Monterone e il suo “stemma”
Un vecchio adagio dice che la strada che porta all’inferno è lastricata di buone intenzioni. Chi lo ha coniato intendeva dire che non bastano le buone intenzioni per fare bene, e che spesso i disastri sono originati involontariamente da chi animato appunto da buone intenzioni si è cimentato in qualcosa che non era in grado di fare.
Da questo punto di vista l’araldica è un campo in cui si incontrano numerosi “incidenti” di questa natura.
L’ultimo caso ci viene dallo splendido borgo medioevale di Monterone, frazione di Sestino, in provincia di Arezzo, che si è recentemente dotato di una propria insegna araldica (o le è stata donata, non ci è ancora stato possibile appurarlo con precisione).
Iniziativa indubbiamente lodevole, che a chi come a noi ama l’araldica, non può che fare immenso piacere, tanto più se frutto di una donazione, che può essere indice di uno spirito mecenate, e tanto più che è riferito ad un abitato medioevale, creando così un connubio particolarmente affascinante.
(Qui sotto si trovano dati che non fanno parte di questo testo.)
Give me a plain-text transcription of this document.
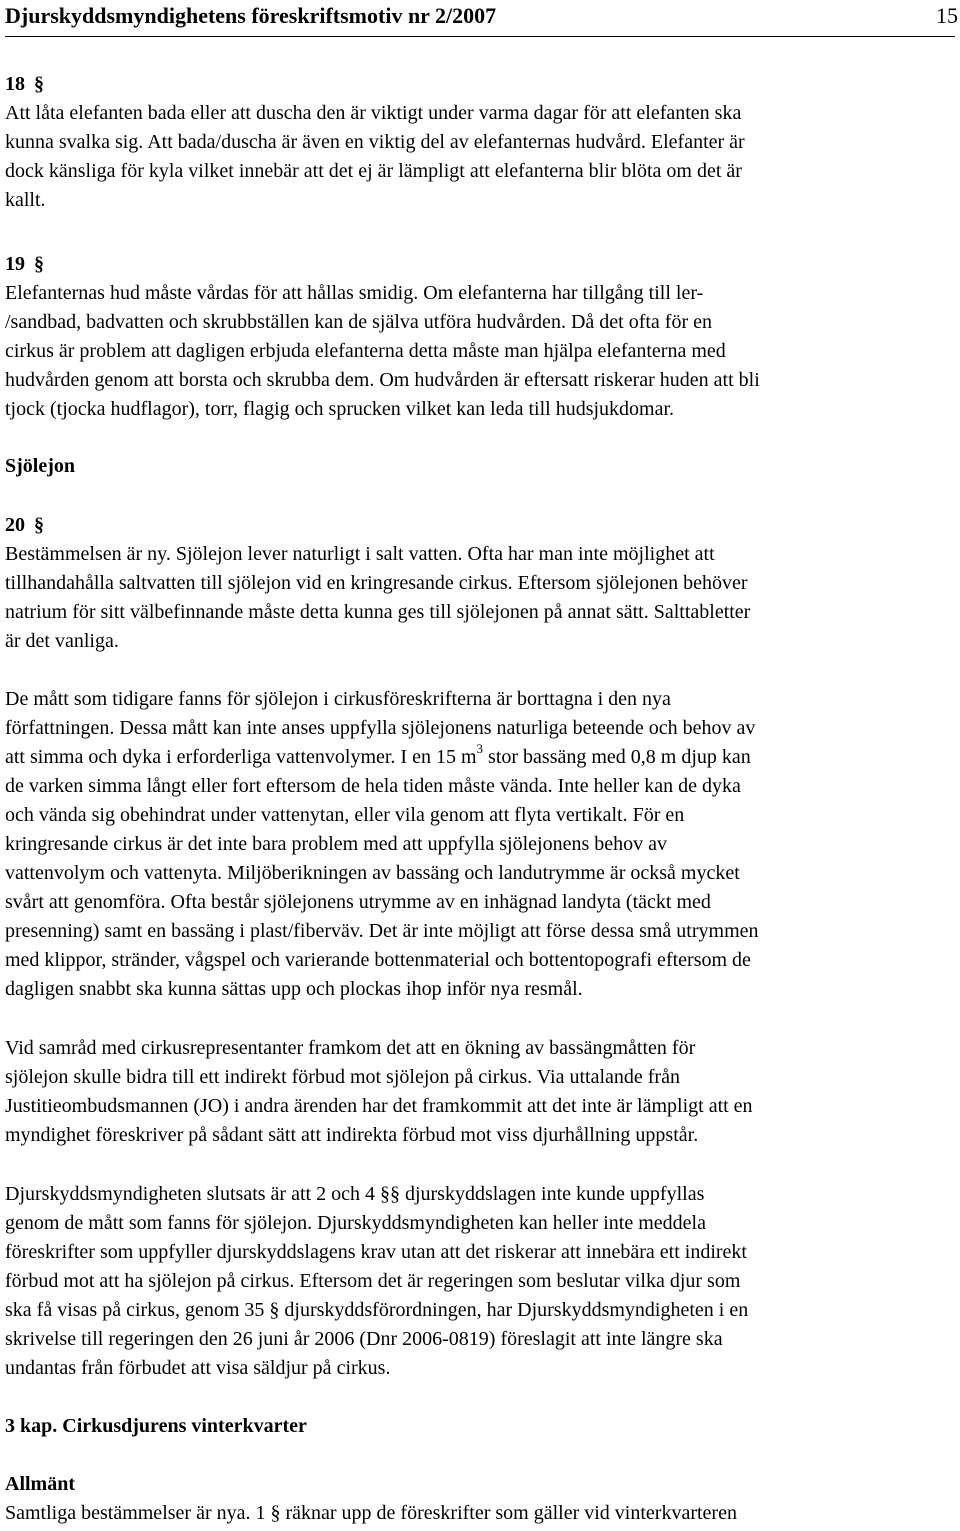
Djurskyddsmyndighetens föreskriftsmotiv nr 2/2007	15
18 §
Att låta elefanten bada eller att duscha den är viktigt under varma dagar för att elefanten ska
kunna svalka sig. Att bada/duscha är även en viktig del av elefanternas hudvård. Elefanter är
dock känsliga för kyla vilket innebär att det ej är lämpligt att elefanterna blir blöta om det är
kallt.
19 §
Elefanternas hud måste vårdas för att hållas smidig. Om elefanterna har tillgång till ler-
/sandbad, badvatten och skrubbställen kan de själva utföra hudvården. Då det ofta för en
cirkus är problem att dagligen erbjuda elefanterna detta måste man hjälpa elefanterna med
hudvården genom att borsta och skrubba dem. Om hudvården är eftersatt riskerar huden att bli
tjock (tjocka hudflagor), torr, flagig och sprucken vilket kan leda till hudsjukdomar.
Sjölejon
20 §
Bestämmelsen är ny. Sjölejon lever naturligt i salt vatten. Ofta har man inte möjlighet att
tillhandahålla saltvatten till sjölejon vid en kringresande cirkus. Eftersom sjölejonen behöver
natrium för sitt välbefinnande måste detta kunna ges till sjölejonen på annat sätt. Salttabletter
är det vanliga.
De mått som tidigare fanns för sjölejon i cirkusföreskrifterna är borttagna i den nya
författningen. Dessa mått kan inte anses uppfylla sjölejonens naturliga beteende och behov av
att simma och dyka i erforderliga vattenvolymer. I en 15 $m^3$ stor bassäng med 0,8 m djup kan
de varken simma långt eller fort eftersom de hela tiden måste vända. Inte heller kan de dyka
och vända sig obehindrat under vattenytan, eller vila genom att flyta vertikalt. För en
kringresande cirkus är det inte bara problem med att uppfylla sjölejonens behov av
vattenvolym och vattenyta. Miljöberikningen av bassäng och landutrymme är också mycket
svårt att genomföra. Ofta består sjölejonens utrymme av en inhägnad landyta (täckt med
presenning) samt en bassäng i plast/fiberväv. Det är inte möjligt att förse dessa små utrymmen
med klippor, stränder, vågspel och varierande bottenmaterial och bottentopografi eftersom de
dagligen snabbt ska kunna sättas upp och plockas ihop inför nya resmål.
Vid samråd med cirkusrepresentanter framkom det att en ökning av bassängmåtten för
sjölejon skulle bidra till ett indirekt förbud mot sjölejon på cirkus. Via uttalande från
Justitieombudsmannen (JO) i andra ärenden har det framkommit att det inte är lämpligt att en
myndighet föreskriver på sådant sätt att indirekta förbud mot viss djurhållning uppstår.
Djurskyddsmyndigheten slutsats är att 2 och 4 §§ djurskyddslagen inte kunde uppfyllas
genom de mått som fanns för sjölejon. Djurskyddsmyndigheten kan heller inte meddela
föreskrifter som uppfyller djurskyddslagens krav utan att det riskerar att innebära ett indirekt
förbud mot att ha sjölejon på cirkus. Eftersom det är regeringen som beslutar vilka djur som
ska få visas på cirkus, genom 35 § djurskyddsförordningen, har Djurskyddsmyndigheten i en
skrivelse till regeringen den 26 juni år 2006 (Dnr 2006-0819) föreslagit att inte längre ska
undantas från förbudet att visa säldjur på cirkus.
3 kap. Cirkusdjurens vinterkvarter
Allmänt
Samtliga bestämmelser är nya. 1 § räknar upp de föreskrifter som gäller vid vinterkvarteren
I problemi sorgono quando però si può prendere visione dello stemma, poichè l’emblema – ideato da un noto scultore del territorio – rivela non poche criticità sotto il profilo araldico, richiamando alla mente una significativa affermazione del cardinal Andrea Cordero Lanza di Montezemolo che ci permettiamo adattare grammaticalmente al contesto: “o uno stemma viene costruito correttamente, o è meglio rinunciarvi”.
E così ecco che nello stemma di Monterone troviamo l’uso di smalti sconosciuti in araldica, accostamenti cromatici discutibili, appropriazione di stemmi altrui, ornamentazioni improprie, composizione discutibile.